Speaking at the SMSF Association National Conference 2018 in Sydney last Friday, association head of technical Peter Hogan said the session on professional education standards, made the day before by FASEA chief executive Deen Sanders, was a good opportunity to understand the authority’s thinking on the new guidelines.
However, Hogan emphasised the real negative repercussions for the SMSF industry if the standards were found to be overreaching.
“My greatest regret at the end of this process is if we lose the knowledge that experienced advisers have after 20 or 30 years’ worth of working in this industry because they can’t meet, or have no desire or appetite, to meet those standards and then leave the industry,” he told delegates.
“Also, I think that one of the most important things about our profession is that the people who have been working in it for many years are mentors and guides for people who are new to the industry.
“New [practitioners] have to learn how to pass on that knowledge to their clients in a way that they can understand.”
The association has previously stated its support for improved and more comprehensive education standards for the industry.
“We don’t see that as a negative, but we do have concerns as to how we’re going to get there,” Hogan said.
“We’re all facing the prospect of some kind of education journey.
“To some extent, I feel that Deen is the messenger getting shot, but he has legislation and a board that’s telling him how to interpret that legislation, and Deen will no doubt also make recommendations.”

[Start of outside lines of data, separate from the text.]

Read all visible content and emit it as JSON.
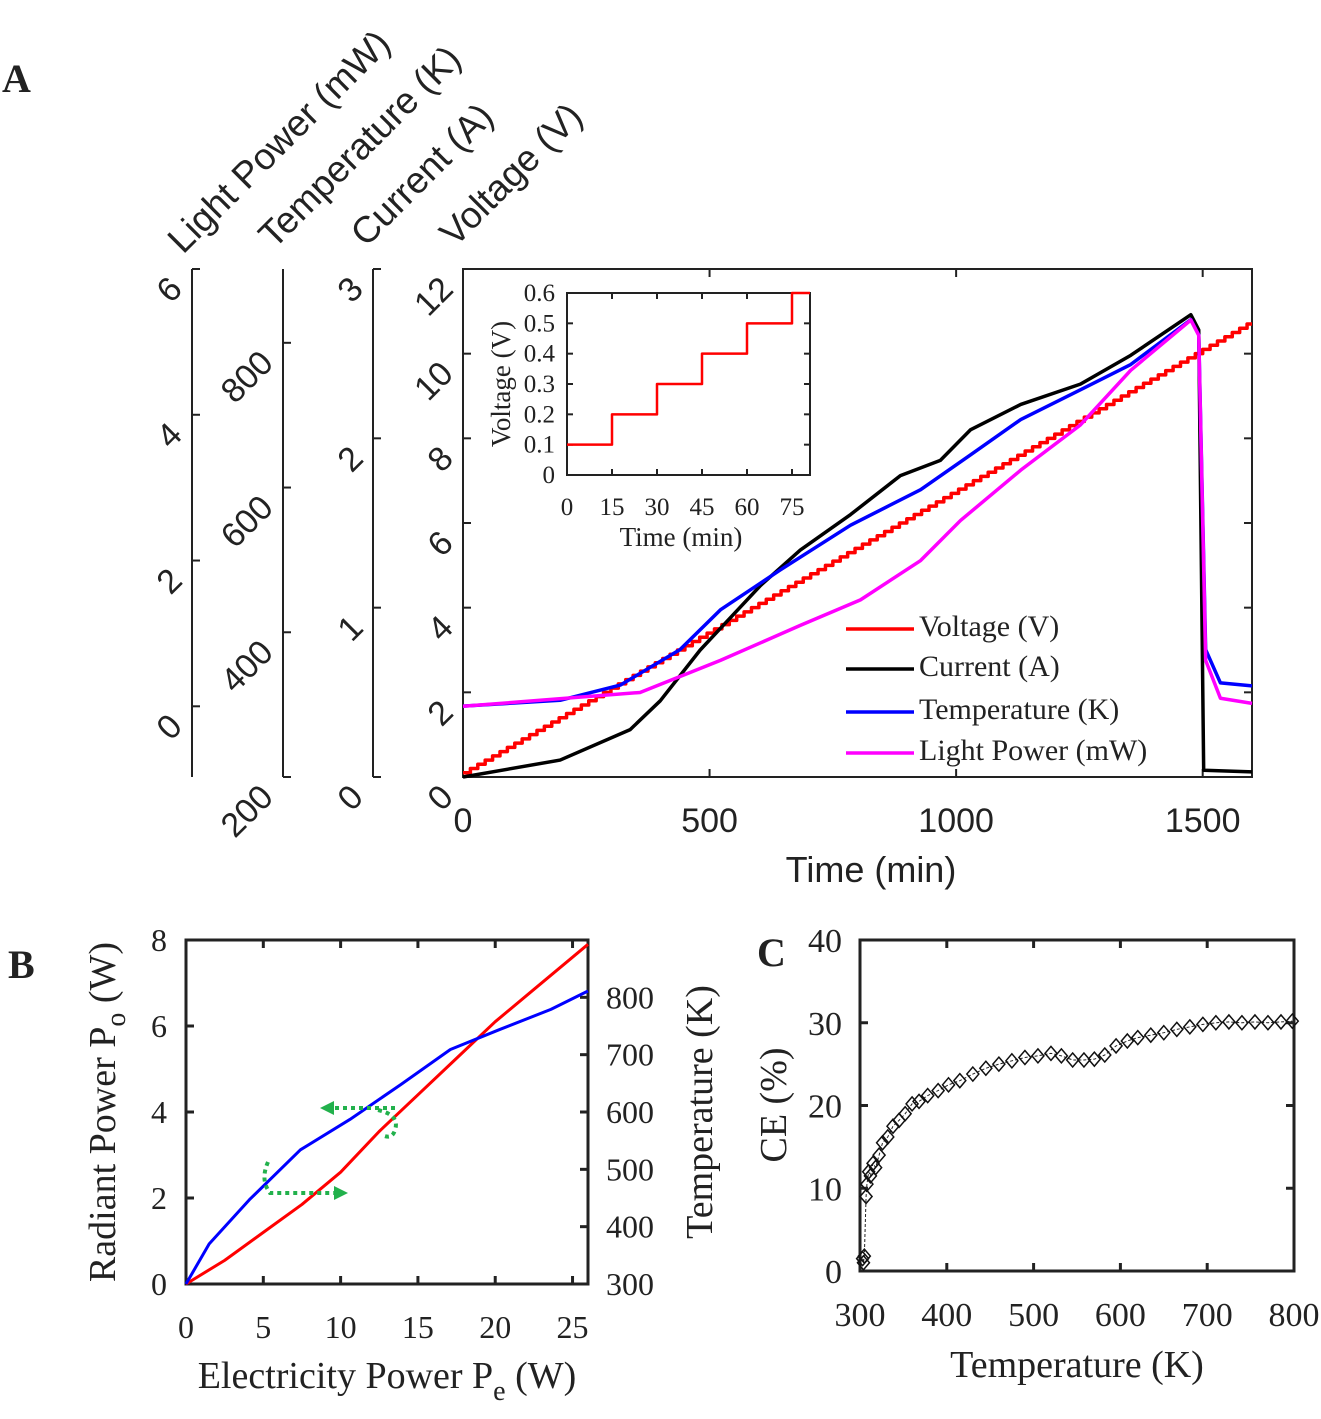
{
  "chart_data": [
    {
      "panel": "A",
      "type": "line",
      "panel_label": "A",
      "xlabel": "Time (min)",
      "xlim": [
        0,
        1600
      ],
      "xticks": [
        0,
        500,
        1000,
        1500
      ],
      "axes": [
        {
          "key": "voltage",
          "label": "Voltage (V)",
          "ylim": [
            0,
            12
          ],
          "ticks": [
            0,
            2,
            4,
            6,
            8,
            10,
            12
          ]
        },
        {
          "key": "current",
          "label": "Current (A)",
          "ylim": [
            0,
            3
          ],
          "ticks": [
            0,
            1,
            2,
            3
          ]
        },
        {
          "key": "temperature",
          "label": "Temperature (K)",
          "ylim": [
            200,
            902
          ],
          "ticks": [
            200,
            400,
            600,
            800
          ]
        },
        {
          "key": "light",
          "label": "Light Power (mW)",
          "ylim": [
            -0.97,
            6
          ],
          "ticks": [
            0,
            2,
            4,
            6
          ]
        }
      ],
      "legend_position": "bottom-right",
      "series": [
        {
          "name": "Voltage (V)",
          "axis": "voltage",
          "color": "#ff0000",
          "step": true,
          "step_interval_min": 15,
          "step_increment_V": 0.1,
          "x": [
            0,
            1600
          ],
          "y": [
            0.1,
            10.7
          ]
        },
        {
          "name": "Current (A)",
          "axis": "current",
          "color": "#000000",
          "x": [
            0,
            197,
            339,
            400,
            481,
            603,
            684,
            786,
            887,
            968,
            1029,
            1131,
            1252,
            1354,
            1476,
            1492,
            1502,
            1600
          ],
          "y": [
            0,
            0.1,
            0.28,
            0.45,
            0.75,
            1.13,
            1.34,
            1.55,
            1.78,
            1.87,
            2.05,
            2.2,
            2.32,
            2.49,
            2.73,
            2.64,
            0.04,
            0.03
          ]
        },
        {
          "name": "Temperature (K)",
          "axis": "temperature",
          "color": "#0000ff",
          "x": [
            0,
            197,
            319,
            440,
            522,
            643,
            786,
            928,
            1029,
            1131,
            1252,
            1354,
            1476,
            1492,
            1506,
            1536,
            1600
          ],
          "y": [
            298,
            306,
            327,
            376,
            431,
            486,
            548,
            597,
            645,
            694,
            735,
            770,
            832,
            811,
            376,
            330,
            326
          ]
        },
        {
          "name": "Light Power (mW)",
          "axis": "light",
          "color": "#ff00ff",
          "x": [
            0,
            359,
            522,
            684,
            806,
            928,
            1009,
            1131,
            1252,
            1354,
            1476,
            1492,
            1506,
            1536,
            1600
          ],
          "y": [
            0,
            0.19,
            0.63,
            1.11,
            1.46,
            2.0,
            2.55,
            3.24,
            3.86,
            4.61,
            5.3,
            5.09,
            0.63,
            0.11,
            0.04
          ]
        }
      ],
      "inset": {
        "type": "line",
        "xlabel": "Time (min)",
        "ylabel": "Voltage (V)",
        "xlim": [
          0,
          81
        ],
        "ylim": [
          0,
          0.6
        ],
        "xticks": [
          0,
          15,
          30,
          45,
          60,
          75
        ],
        "yticks": [
          0,
          0.1,
          0.2,
          0.3,
          0.4,
          0.5,
          0.6
        ],
        "color": "#ff0000",
        "step_x": [
          0,
          15,
          30,
          45,
          60,
          75,
          81
        ],
        "step_y": [
          0.1,
          0.2,
          0.3,
          0.4,
          0.5,
          0.6,
          0.6
        ]
      }
    },
    {
      "panel": "B",
      "type": "line",
      "panel_label": "B",
      "xlabel": "Electricity Power P",
      "xlabel_sub": "e",
      "xlabel_unit": " (W)",
      "ylabel": "Radiant Power P",
      "ylabel_sub": "o",
      "ylabel_unit": " (W)",
      "y2label": "Temperature (K)",
      "xlim": [
        0,
        26
      ],
      "ylim": [
        0,
        8
      ],
      "y2lim": [
        300,
        900
      ],
      "xticks": [
        0,
        5,
        10,
        15,
        20,
        25
      ],
      "yticks": [
        0,
        2,
        4,
        6,
        8
      ],
      "y2ticks": [
        300,
        400,
        500,
        600,
        700,
        800
      ],
      "annotation_color": "#22b14c",
      "series": [
        {
          "axis": "left",
          "color": "#ff0000",
          "x": [
            0,
            2.5,
            5,
            7.5,
            10,
            12.5,
            15,
            17.5,
            20,
            22.5,
            26
          ],
          "y": [
            0,
            0.55,
            1.2,
            1.85,
            2.6,
            3.55,
            4.4,
            5.25,
            6.1,
            6.85,
            7.9
          ]
        },
        {
          "axis": "right",
          "color": "#0000ff",
          "x": [
            0,
            1.5,
            4.1,
            7.4,
            10.6,
            13.9,
            17.1,
            20.3,
            23.6,
            26
          ],
          "y": [
            300,
            370,
            447,
            534,
            587,
            648,
            709,
            744,
            779,
            811
          ]
        }
      ]
    },
    {
      "panel": "C",
      "type": "scatter",
      "panel_label": "C",
      "xlabel": "Temperature (K)",
      "ylabel": "CE (%)",
      "xlim": [
        300,
        800
      ],
      "ylim": [
        0,
        40
      ],
      "xticks": [
        300,
        400,
        500,
        600,
        700,
        800
      ],
      "yticks": [
        0,
        10,
        20,
        30,
        40
      ],
      "marker": "diamond",
      "x": [
        303,
        304,
        305,
        307,
        308,
        310,
        312,
        315,
        318,
        322,
        326,
        332,
        338,
        345,
        352,
        360,
        368,
        378,
        390,
        402,
        415,
        430,
        445,
        460,
        475,
        490,
        505,
        520,
        532,
        545,
        558,
        570,
        582,
        595,
        608,
        620,
        635,
        650,
        665,
        680,
        695,
        710,
        725,
        740,
        755,
        770,
        785,
        798
      ],
      "y": [
        1.5,
        1.0,
        1.8,
        9.0,
        10.5,
        12,
        11.5,
        13,
        12.5,
        14,
        15.5,
        16.2,
        17.5,
        18.2,
        19,
        20.2,
        20.5,
        21.2,
        21.8,
        22.5,
        23,
        23.8,
        24.5,
        25,
        25.4,
        25.8,
        26,
        26.3,
        26.0,
        25.5,
        25.5,
        25.6,
        26.1,
        27.2,
        27.8,
        28.2,
        28.5,
        28.8,
        29.2,
        29.5,
        29.8,
        30,
        30.1,
        30,
        30.1,
        30,
        30.1,
        30.2
      ]
    }
  ]
}
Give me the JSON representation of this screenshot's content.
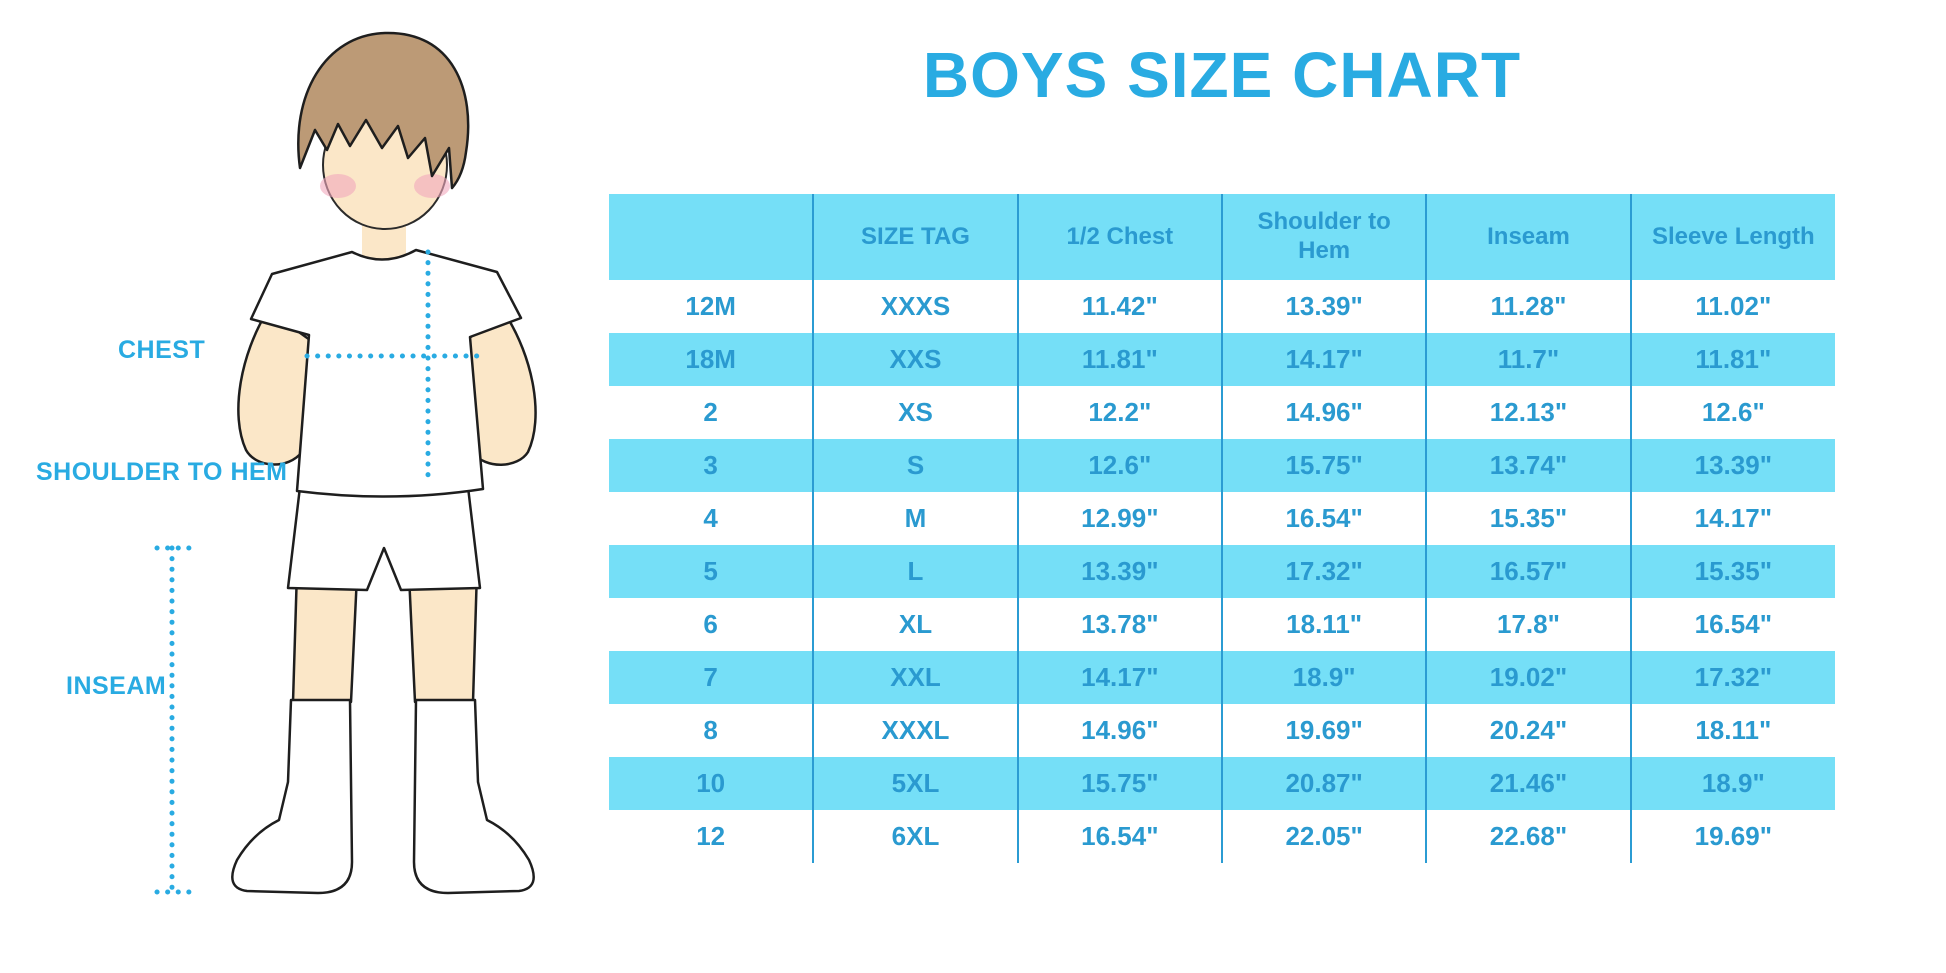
{
  "title": "BOYS SIZE CHART",
  "diagram_labels": {
    "chest": "CHEST",
    "shoulder_to_hem": "SHOULDER TO HEM",
    "inseam": "INSEAM"
  },
  "chart_data": {
    "type": "table",
    "title": "BOYS SIZE CHART",
    "columns": [
      "",
      "SIZE TAG",
      "1/2 Chest",
      "Shoulder to Hem",
      "Inseam",
      "Sleeve Length"
    ],
    "rows": [
      [
        "12M",
        "XXXS",
        "11.42\"",
        "13.39\"",
        "11.28\"",
        "11.02\""
      ],
      [
        "18M",
        "XXS",
        "11.81\"",
        "14.17\"",
        "11.7\"",
        "11.81\""
      ],
      [
        "2",
        "XS",
        "12.2\"",
        "14.96\"",
        "12.13\"",
        "12.6\""
      ],
      [
        "3",
        "S",
        "12.6\"",
        "15.75\"",
        "13.74\"",
        "13.39\""
      ],
      [
        "4",
        "M",
        "12.99\"",
        "16.54\"",
        "15.35\"",
        "14.17\""
      ],
      [
        "5",
        "L",
        "13.39\"",
        "17.32\"",
        "16.57\"",
        "15.35\""
      ],
      [
        "6",
        "XL",
        "13.78\"",
        "18.11\"",
        "17.8\"",
        "16.54\""
      ],
      [
        "7",
        "XXL",
        "14.17\"",
        "18.9\"",
        "19.02\"",
        "17.32\""
      ],
      [
        "8",
        "XXXL",
        "14.96\"",
        "19.69\"",
        "20.24\"",
        "18.11\""
      ],
      [
        "10",
        "5XL",
        "15.75\"",
        "20.87\"",
        "21.46\"",
        "18.9\""
      ],
      [
        "12",
        "6XL",
        "16.54\"",
        "22.05\"",
        "22.68\"",
        "19.69\""
      ]
    ],
    "layout": {
      "striped": true,
      "stripe_pattern": "header and even data rows shaded",
      "grid": "vertical dividers only"
    }
  },
  "colors": {
    "accent": "#29ABE2",
    "table_text": "#2A9AD0",
    "stripe": "#75DFF7",
    "divider": "#2B9CD3",
    "skin": "#FBE7C8",
    "hair": "#BC9A76",
    "blush": "#F2A9BC",
    "outline": "#1E1E1E",
    "dotted_line": "#29ABE2"
  }
}
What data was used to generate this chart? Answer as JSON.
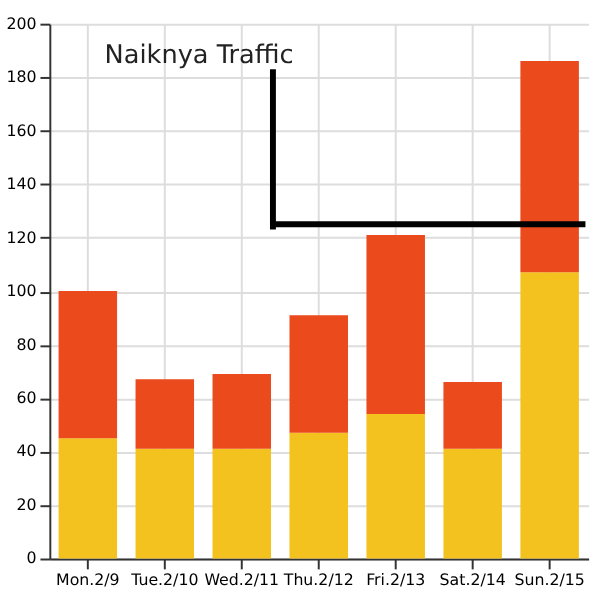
{
  "chart_data": {
    "type": "bar",
    "stacked": true,
    "title": "Naiknya  Traffic",
    "categories": [
      "Mon.2/9",
      "Tue.2/10",
      "Wed.2/11",
      "Thu.2/12",
      "Fri.2/13",
      "Sat.2/14",
      "Sun.2/15"
    ],
    "series": [
      {
        "color": "#f4c21e",
        "values": [
          45,
          41,
          41,
          47,
          54,
          41,
          107
        ]
      },
      {
        "color": "#ea4a1c",
        "values": [
          55,
          26,
          28,
          44,
          67,
          25,
          79
        ]
      }
    ],
    "ylim": [
      0,
      200
    ],
    "yticks": [
      0,
      20,
      40,
      60,
      80,
      100,
      120,
      140,
      160,
      180,
      200
    ],
    "grid": true,
    "ref_lines": [
      {
        "axis": "y",
        "value": 125,
        "color": "#000000"
      }
    ]
  }
}
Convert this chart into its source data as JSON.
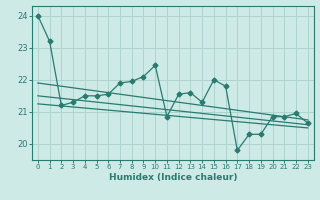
{
  "xlabel": "Humidex (Indice chaleur)",
  "ylabel": "",
  "bg_color": "#ceeae7",
  "grid_color": "#aed4d0",
  "line_color": "#2a7a70",
  "xlim": [
    -0.5,
    23.5
  ],
  "ylim": [
    19.5,
    24.3
  ],
  "yticks": [
    20,
    21,
    22,
    23,
    24
  ],
  "xticks": [
    0,
    1,
    2,
    3,
    4,
    5,
    6,
    7,
    8,
    9,
    10,
    11,
    12,
    13,
    14,
    15,
    16,
    17,
    18,
    19,
    20,
    21,
    22,
    23
  ],
  "series_y": [
    24.0,
    23.2,
    21.2,
    21.3,
    21.5,
    21.5,
    21.55,
    21.9,
    21.95,
    22.1,
    22.45,
    20.85,
    21.55,
    21.6,
    21.3,
    22.0,
    21.8,
    19.8,
    20.3,
    20.3,
    20.85,
    20.85,
    20.95,
    20.65
  ],
  "regression_lines": [
    {
      "x0": 0,
      "y0": 21.9,
      "x1": 23,
      "y1": 20.75
    },
    {
      "x0": 0,
      "y0": 21.5,
      "x1": 23,
      "y1": 20.6
    },
    {
      "x0": 0,
      "y0": 21.25,
      "x1": 23,
      "y1": 20.5
    }
  ],
  "xlabel_fontsize": 6.5,
  "xlabel_fontweight": "bold",
  "xtick_fontsize": 5.0,
  "ytick_fontsize": 6.0,
  "linewidth": 0.9,
  "markersize": 2.5
}
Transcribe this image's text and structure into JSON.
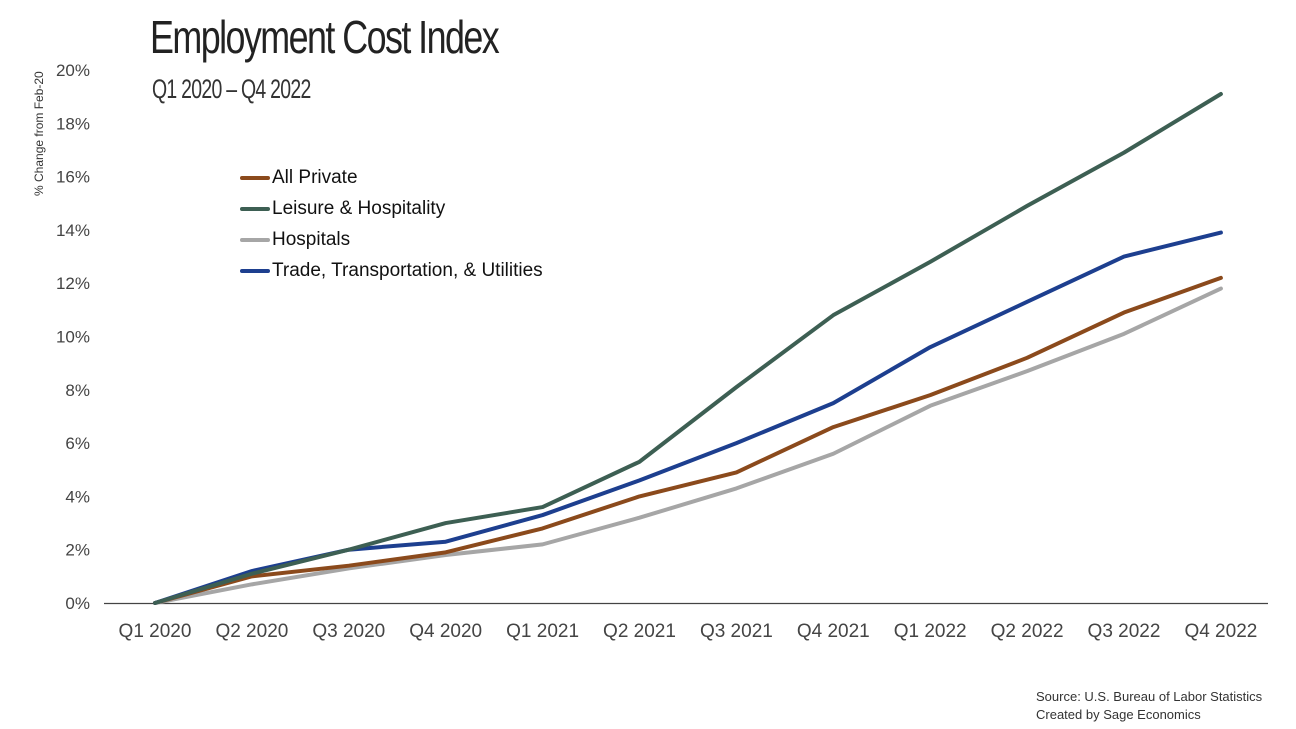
{
  "header": {
    "title": "Employment Cost Index",
    "subtitle": "Q1 2020 – Q4 2022"
  },
  "source": {
    "line1": "Source: U.S. Bureau of Labor Statistics",
    "line2": "Created by Sage Economics"
  },
  "chart_data": {
    "type": "line",
    "title": "Employment Cost Index",
    "subtitle": "Q1 2020 – Q4 2022",
    "xlabel": "",
    "ylabel": "% Change from Feb-20",
    "ylim": [
      0,
      20
    ],
    "yticks": [
      "0%",
      "2%",
      "4%",
      "6%",
      "8%",
      "10%",
      "12%",
      "14%",
      "16%",
      "18%",
      "20%"
    ],
    "grid": false,
    "legend_position": "upper-left",
    "categories": [
      "Q1 2020",
      "Q2 2020",
      "Q3 2020",
      "Q4 2020",
      "Q1 2021",
      "Q2 2021",
      "Q3 2021",
      "Q4 2021",
      "Q1 2022",
      "Q2 2022",
      "Q3 2022",
      "Q4 2022"
    ],
    "series": [
      {
        "name": "All Private",
        "color": "#8B4A1C",
        "values": [
          0,
          1.0,
          1.4,
          1.9,
          2.8,
          4.0,
          4.9,
          6.6,
          7.8,
          9.2,
          10.9,
          12.2
        ]
      },
      {
        "name": "Leisure & Hospitality",
        "color": "#3D5F53",
        "values": [
          0,
          1.1,
          2.0,
          3.0,
          3.6,
          5.3,
          8.1,
          10.8,
          12.8,
          14.9,
          16.9,
          19.1
        ]
      },
      {
        "name": "Hospitals",
        "color": "#A6A6A6",
        "values": [
          0,
          0.7,
          1.3,
          1.8,
          2.2,
          3.2,
          4.3,
          5.6,
          7.4,
          8.7,
          10.1,
          11.8
        ]
      },
      {
        "name": "Trade, Transportation, & Utilities",
        "color": "#1D3F8F",
        "values": [
          0,
          1.2,
          2.0,
          2.3,
          3.3,
          4.6,
          6.0,
          7.5,
          9.6,
          11.3,
          13.0,
          13.9
        ]
      }
    ]
  }
}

He said the industry was slowly starting to gain a better idea of what the education and professional framework for advisers could entail.
“But we obviously have a lot more information to come,” he said.
“All we can hope for at this stage is a clearer picture of what they’ve got planned.”
During the second day of the conference, Sanders explicitly said financial adviser designations and experience did not equate to qualifications under the framework FASEA was establishing.
“The reality of the law is a little more blunt than that,” he told delegates.
“As we’ve indicated, there is an exercise in raising standards. There is an exercise in being qualified.
“The question of how you get there is quite different.”